As part of its College Football Preview, out today, USA Today looked at the history of all 120 programs in the Bowl Subdivision and picked the “golden era” for each one.
For some schools, that means going way back (Vandy’s heyday was 1926-1930) while Florida is in the midst of its golden era since Urban Meyer arrived, the paper says.
Alabama’s golden era is pegged as 1961-66, when Bear Bryant went 50-4-1 and claimed three national championships. The Bear also accounted for Kentucky’s golden era, 1949-51, when he went 28-8, took the Wildcats to the Orange, Sugar and Cotton bowls and won the 1950 SEC championship.
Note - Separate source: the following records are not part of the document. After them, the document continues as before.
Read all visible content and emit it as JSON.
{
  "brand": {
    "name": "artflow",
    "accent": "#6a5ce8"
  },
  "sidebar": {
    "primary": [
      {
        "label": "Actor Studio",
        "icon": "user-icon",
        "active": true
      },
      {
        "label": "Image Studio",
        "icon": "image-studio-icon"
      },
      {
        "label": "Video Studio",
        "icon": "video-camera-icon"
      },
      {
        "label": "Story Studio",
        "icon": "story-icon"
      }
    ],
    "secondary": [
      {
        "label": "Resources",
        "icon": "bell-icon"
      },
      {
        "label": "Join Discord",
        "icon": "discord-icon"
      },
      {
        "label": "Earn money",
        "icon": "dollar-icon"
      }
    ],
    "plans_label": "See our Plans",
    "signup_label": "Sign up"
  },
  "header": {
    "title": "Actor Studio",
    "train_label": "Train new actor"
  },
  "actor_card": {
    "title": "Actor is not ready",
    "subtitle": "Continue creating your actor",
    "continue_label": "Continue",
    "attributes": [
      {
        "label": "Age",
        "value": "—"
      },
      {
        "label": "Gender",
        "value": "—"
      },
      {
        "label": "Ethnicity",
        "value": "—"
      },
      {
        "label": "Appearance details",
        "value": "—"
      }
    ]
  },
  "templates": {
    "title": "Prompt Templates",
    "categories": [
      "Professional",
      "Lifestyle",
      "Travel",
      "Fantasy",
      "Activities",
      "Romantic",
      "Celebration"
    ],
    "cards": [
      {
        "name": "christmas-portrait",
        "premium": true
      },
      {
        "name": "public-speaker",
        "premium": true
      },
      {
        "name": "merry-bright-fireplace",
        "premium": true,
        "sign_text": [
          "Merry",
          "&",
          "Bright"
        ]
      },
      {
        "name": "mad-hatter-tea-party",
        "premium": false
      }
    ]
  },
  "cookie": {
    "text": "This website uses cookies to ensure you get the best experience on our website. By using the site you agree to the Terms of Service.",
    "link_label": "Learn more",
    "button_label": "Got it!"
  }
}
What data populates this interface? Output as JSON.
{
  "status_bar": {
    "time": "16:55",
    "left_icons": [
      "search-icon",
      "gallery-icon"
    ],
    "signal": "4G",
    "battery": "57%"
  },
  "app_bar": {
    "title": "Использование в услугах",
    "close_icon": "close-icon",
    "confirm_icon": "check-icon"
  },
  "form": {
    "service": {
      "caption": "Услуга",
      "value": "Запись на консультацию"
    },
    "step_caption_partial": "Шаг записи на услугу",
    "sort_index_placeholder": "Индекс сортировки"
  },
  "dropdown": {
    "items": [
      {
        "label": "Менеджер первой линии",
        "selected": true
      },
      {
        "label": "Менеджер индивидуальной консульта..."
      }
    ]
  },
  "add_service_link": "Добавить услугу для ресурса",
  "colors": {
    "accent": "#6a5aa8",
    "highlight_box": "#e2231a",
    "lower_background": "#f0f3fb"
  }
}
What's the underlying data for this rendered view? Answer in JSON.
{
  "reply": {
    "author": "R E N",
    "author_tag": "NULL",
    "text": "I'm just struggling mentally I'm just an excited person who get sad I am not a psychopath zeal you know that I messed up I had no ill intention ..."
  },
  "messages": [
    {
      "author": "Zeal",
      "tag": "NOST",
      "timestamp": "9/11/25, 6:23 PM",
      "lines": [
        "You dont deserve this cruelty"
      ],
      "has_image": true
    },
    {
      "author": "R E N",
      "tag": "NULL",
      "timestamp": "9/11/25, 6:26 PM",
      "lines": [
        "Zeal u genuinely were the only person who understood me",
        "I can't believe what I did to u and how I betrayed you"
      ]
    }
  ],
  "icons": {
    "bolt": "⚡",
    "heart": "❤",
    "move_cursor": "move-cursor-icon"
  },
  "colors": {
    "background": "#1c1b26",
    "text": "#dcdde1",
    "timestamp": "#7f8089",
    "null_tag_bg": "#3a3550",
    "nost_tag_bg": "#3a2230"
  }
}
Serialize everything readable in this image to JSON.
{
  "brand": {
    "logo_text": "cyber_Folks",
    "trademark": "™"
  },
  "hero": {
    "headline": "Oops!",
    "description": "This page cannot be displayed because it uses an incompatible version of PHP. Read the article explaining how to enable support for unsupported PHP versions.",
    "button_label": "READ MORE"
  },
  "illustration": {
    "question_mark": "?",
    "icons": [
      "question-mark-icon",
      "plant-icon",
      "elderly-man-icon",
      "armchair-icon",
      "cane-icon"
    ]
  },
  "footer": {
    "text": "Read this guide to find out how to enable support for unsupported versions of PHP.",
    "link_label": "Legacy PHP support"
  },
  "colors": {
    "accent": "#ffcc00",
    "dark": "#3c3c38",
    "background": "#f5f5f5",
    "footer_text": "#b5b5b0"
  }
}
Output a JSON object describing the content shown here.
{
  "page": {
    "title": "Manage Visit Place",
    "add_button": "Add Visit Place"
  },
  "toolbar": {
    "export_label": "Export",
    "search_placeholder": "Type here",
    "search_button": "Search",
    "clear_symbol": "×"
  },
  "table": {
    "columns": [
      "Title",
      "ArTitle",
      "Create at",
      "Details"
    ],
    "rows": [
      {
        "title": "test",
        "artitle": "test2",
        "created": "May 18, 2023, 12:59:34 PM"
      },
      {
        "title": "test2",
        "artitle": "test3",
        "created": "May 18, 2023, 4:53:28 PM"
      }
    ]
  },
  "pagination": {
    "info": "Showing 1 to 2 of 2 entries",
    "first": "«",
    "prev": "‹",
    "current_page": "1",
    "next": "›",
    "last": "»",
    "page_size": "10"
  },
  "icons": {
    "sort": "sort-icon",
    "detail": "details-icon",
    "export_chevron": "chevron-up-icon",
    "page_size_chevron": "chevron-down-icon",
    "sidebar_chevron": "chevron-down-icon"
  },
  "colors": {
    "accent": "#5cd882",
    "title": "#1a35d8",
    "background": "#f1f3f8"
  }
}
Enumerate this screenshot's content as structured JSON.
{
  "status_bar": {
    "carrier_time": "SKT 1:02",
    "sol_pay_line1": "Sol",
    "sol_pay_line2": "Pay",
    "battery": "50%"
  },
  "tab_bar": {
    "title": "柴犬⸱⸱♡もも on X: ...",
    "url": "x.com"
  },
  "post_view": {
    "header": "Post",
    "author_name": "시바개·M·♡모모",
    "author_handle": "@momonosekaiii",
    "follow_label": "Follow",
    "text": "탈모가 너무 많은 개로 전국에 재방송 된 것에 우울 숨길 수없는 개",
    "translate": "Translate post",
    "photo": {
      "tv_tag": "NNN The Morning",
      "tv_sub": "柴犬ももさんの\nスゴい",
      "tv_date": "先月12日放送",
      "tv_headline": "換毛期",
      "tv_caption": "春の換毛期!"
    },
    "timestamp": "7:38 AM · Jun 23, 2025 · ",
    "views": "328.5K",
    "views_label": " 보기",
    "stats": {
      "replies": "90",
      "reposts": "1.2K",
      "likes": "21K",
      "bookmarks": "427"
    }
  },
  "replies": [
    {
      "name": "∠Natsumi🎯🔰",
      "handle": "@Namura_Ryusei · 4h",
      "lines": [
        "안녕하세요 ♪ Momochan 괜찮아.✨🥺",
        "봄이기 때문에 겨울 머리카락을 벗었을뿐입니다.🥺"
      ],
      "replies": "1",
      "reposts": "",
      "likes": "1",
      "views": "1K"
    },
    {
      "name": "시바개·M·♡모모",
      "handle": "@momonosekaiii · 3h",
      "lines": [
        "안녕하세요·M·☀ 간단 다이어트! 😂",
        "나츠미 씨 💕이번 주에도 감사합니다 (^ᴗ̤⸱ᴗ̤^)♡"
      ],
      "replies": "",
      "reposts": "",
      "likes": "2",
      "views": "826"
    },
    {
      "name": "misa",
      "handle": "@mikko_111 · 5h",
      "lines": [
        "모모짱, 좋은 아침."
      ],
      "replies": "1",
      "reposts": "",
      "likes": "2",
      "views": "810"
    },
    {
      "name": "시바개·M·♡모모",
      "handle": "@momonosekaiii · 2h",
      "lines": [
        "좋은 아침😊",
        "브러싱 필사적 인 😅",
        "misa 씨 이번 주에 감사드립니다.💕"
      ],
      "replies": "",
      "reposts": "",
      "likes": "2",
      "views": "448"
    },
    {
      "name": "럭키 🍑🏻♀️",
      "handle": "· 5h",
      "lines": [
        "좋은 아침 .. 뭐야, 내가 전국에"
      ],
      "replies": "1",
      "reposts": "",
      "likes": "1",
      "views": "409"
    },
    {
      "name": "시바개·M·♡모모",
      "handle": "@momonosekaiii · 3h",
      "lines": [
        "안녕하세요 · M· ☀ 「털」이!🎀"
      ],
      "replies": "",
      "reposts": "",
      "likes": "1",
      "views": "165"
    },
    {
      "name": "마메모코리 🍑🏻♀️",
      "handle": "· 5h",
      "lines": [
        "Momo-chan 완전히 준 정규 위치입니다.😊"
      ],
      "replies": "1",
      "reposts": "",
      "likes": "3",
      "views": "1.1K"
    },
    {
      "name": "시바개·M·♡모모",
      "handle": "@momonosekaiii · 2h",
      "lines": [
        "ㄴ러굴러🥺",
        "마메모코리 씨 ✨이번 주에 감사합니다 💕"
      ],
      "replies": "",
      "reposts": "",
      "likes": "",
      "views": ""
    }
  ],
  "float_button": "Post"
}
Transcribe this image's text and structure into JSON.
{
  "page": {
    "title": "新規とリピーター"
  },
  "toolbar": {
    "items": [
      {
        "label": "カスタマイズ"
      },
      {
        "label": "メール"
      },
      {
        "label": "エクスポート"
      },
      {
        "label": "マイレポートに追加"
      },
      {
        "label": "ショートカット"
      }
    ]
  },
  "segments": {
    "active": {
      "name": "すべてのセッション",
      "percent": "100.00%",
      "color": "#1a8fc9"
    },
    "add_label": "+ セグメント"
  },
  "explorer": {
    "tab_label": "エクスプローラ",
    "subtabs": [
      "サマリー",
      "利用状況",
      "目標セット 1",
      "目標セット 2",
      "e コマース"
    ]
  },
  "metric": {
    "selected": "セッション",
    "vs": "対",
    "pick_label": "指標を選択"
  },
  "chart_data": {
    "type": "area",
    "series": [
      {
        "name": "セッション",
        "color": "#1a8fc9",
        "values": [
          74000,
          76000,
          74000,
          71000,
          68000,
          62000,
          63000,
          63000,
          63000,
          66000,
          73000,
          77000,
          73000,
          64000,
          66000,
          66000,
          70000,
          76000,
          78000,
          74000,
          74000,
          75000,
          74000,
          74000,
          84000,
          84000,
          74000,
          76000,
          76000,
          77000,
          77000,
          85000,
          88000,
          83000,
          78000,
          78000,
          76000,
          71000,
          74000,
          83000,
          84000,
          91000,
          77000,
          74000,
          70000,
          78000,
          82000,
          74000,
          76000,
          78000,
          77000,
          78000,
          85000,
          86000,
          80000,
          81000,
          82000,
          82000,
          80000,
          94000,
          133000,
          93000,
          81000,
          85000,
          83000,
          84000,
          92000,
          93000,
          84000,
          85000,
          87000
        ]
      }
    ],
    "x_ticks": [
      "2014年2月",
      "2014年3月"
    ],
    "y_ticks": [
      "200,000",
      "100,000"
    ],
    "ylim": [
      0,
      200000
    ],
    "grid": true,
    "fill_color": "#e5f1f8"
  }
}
Auburn’s prime years were 1955-60, USA Today says, when Ralph “Shug” Jordan went 49-10-2, won the 1957 AP national championship and finished fourth in 1958 with a 9-0-1 record. For Tennessee, the paper opts for the years 1938-40, three consecutive unbeaten seasons under Gen. Robert Neyland, instead of the years when UT won national championships (1951 under Neyland and 1998 under Phil Fulmer).
Poor South Carolina’s so-called golden era is 1979-80, when Heisman winner George Rogers led the Gamecocks to consecutive 8-4 seasons and berths in the Hall of Fame and Gator bowls. What a legacy.
As for Georgia Tech, the paper goes with 1951-53, when the Jackets went 17-1-1 and shared a national championship in 1952. What, a 3-point win over the Dogs last year doesn’t qualify as a golden era? That’ll be news to some Tech fans.
Not surprisingly, USA Today’s choice as UGA’s golden era is 1980-83, when Vince Dooley’s Bulldogs were 43-4-1, Herschel Walker won the Heisman and the undefeated 1980 Dogs took the national championship.
It’s hard to argue with that choice, since Wally Butts’ best years in the 1940s during the Sinkwich-Trippi era, including the 1942 consensus national championship and the undefeated 1946 team that one poll ranked at No. 1, were sandwiched around a couple of mediocre war-years seasons.
Certainly, the Mark Richt era, with two SEC titles, six 10-win Top 10 teams and an 82-22 record so far, could be called the Dogs’ “silver” era. Add a national title to that run and even Dooley loyalists likely would concede the golden era designation with no argument.